For businesses that don’t need to send daily emails, yes. Storing unlimited contacts and sending up to 300 emails per day (9,000/month) is functional for many small businesses. The main limitation is the daily cap — if you have 5,000 subscribers and want to send a broadcast on one day, you’ll hit the cap and need to split sends across three days or upgrade.

Which platform has better deliverability?

Both are competitive for standard newsletter sending. Brevo has a slight edge for transactional email infrastructure and offers dedicated IPs on enterprise plans. For typical blog newsletters or promotional campaigns to an engaged list, the deliverability difference between the two is not meaningful in practice.

What happens if my subscriber count crosses MailerLite’s tier threshold?

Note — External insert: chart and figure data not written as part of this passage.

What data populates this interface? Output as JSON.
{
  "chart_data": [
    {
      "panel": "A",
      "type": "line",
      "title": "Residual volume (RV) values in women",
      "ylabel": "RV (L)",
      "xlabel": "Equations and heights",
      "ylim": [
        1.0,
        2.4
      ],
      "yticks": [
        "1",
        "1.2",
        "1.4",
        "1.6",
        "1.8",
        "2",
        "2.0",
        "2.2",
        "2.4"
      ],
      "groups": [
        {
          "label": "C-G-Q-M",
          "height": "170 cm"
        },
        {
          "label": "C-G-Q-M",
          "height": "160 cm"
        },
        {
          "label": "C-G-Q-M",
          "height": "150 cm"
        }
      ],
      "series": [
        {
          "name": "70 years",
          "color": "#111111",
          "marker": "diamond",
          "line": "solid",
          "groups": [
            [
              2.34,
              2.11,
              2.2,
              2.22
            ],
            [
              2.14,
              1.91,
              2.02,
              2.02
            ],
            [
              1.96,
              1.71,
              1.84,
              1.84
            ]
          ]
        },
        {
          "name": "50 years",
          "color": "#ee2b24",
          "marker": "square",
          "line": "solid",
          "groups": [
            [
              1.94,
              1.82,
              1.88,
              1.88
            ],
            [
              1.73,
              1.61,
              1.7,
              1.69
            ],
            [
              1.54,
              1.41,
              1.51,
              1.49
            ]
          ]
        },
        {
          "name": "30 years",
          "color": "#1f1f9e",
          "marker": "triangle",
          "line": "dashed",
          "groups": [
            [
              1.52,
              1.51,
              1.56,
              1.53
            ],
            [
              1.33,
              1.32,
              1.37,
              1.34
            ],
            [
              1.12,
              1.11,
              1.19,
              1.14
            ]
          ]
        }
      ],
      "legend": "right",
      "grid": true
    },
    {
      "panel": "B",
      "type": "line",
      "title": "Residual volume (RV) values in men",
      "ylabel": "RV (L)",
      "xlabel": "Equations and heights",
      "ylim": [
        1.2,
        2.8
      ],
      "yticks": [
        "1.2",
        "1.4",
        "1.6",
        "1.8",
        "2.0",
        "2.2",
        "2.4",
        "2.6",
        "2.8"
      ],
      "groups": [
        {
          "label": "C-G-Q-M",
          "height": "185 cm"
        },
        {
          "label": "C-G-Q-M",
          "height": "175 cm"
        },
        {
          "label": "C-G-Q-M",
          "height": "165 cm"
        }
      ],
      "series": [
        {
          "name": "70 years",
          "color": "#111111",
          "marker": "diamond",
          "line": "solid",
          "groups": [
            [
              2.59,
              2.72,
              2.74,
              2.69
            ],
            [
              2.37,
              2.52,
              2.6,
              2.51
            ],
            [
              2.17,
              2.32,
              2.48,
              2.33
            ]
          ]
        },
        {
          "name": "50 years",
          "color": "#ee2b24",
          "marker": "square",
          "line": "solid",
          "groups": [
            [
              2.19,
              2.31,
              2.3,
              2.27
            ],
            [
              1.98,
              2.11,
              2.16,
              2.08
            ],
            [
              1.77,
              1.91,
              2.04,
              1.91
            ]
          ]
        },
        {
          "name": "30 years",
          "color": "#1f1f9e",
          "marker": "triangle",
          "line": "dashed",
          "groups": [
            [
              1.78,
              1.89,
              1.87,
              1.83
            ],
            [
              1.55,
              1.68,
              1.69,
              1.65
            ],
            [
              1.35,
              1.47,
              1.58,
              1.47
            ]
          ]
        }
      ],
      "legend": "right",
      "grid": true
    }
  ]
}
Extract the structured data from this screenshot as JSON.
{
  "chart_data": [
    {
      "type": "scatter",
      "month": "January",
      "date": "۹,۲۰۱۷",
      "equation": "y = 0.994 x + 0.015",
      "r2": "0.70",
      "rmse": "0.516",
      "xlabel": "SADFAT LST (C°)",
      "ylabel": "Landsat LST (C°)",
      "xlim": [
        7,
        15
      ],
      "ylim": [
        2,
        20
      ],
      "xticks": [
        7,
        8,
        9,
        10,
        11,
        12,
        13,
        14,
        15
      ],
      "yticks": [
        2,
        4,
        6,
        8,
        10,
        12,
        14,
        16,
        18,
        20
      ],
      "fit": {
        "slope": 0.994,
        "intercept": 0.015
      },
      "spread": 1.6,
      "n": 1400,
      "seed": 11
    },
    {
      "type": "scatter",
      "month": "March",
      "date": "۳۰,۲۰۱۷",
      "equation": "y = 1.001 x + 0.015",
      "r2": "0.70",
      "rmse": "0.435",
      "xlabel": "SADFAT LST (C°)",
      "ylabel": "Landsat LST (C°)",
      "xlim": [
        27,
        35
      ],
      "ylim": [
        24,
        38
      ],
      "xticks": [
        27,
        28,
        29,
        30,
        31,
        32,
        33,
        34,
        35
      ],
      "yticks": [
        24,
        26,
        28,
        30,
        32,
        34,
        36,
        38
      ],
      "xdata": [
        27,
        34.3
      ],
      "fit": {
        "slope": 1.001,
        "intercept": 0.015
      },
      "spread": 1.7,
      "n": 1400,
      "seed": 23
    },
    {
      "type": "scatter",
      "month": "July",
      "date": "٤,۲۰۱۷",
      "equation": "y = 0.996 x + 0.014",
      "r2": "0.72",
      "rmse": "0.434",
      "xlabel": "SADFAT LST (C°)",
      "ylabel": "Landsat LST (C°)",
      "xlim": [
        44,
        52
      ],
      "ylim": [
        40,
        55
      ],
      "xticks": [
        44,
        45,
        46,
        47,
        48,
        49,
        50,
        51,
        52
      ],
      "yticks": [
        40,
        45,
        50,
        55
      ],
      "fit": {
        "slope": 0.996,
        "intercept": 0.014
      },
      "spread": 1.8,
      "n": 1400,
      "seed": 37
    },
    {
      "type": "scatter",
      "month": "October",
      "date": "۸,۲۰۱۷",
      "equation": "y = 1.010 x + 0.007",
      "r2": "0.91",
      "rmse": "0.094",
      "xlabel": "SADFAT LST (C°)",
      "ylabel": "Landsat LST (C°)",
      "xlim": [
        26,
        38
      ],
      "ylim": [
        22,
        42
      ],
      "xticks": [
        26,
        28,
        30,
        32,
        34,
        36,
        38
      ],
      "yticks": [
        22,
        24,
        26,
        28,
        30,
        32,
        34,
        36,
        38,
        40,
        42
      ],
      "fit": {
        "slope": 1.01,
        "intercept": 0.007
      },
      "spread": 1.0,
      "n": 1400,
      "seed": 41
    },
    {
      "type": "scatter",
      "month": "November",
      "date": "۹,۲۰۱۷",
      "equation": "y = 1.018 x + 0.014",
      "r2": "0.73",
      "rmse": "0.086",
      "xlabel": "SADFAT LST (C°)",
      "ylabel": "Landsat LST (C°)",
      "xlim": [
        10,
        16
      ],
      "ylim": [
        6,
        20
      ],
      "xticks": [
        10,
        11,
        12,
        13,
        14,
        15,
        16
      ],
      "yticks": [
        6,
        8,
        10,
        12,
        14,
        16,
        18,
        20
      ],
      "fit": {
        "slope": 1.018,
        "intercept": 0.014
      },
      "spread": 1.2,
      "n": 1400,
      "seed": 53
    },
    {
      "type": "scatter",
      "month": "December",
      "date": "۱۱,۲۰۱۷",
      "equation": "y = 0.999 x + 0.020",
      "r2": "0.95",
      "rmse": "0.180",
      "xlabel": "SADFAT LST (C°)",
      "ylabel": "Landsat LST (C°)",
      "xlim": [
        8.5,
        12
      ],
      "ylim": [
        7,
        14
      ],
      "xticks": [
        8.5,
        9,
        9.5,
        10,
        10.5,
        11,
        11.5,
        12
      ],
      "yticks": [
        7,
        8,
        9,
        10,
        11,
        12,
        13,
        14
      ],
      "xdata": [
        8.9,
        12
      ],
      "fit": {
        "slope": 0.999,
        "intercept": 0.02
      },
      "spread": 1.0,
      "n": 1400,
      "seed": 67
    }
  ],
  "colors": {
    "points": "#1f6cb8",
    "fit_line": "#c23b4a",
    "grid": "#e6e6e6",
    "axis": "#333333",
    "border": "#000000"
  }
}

MailerLite automatically moves you to the next billing tier at your next renewal. At 1,001 subscribers you move from free to the Growing Business paid plan ($9/month for up to 1,000 subscribers, or $15/month for 1,001–2,500 at current pricing [verify]). It’s worth checking your subscriber count regularly to avoid unexpected billing changes.


The Brevo vs MailerLite: pricing, features, and best fit question doesn’t have a universal answer — but the logic is clear. If your list is small and you want landing pages and automation without paying, start with MailerLite. If you have a large contact database, need SMS capabilities, or want light CRM functionality alongside email, Brevo is the stronger fit. Both are legitimate tools used by real businesses; the right one is simply the one that matches your current workflow and growth path.

For more detail on how these tools compare to the broader email marketing field, see the full breakdown of email marketing platforms on MailerLite’s official pricing page.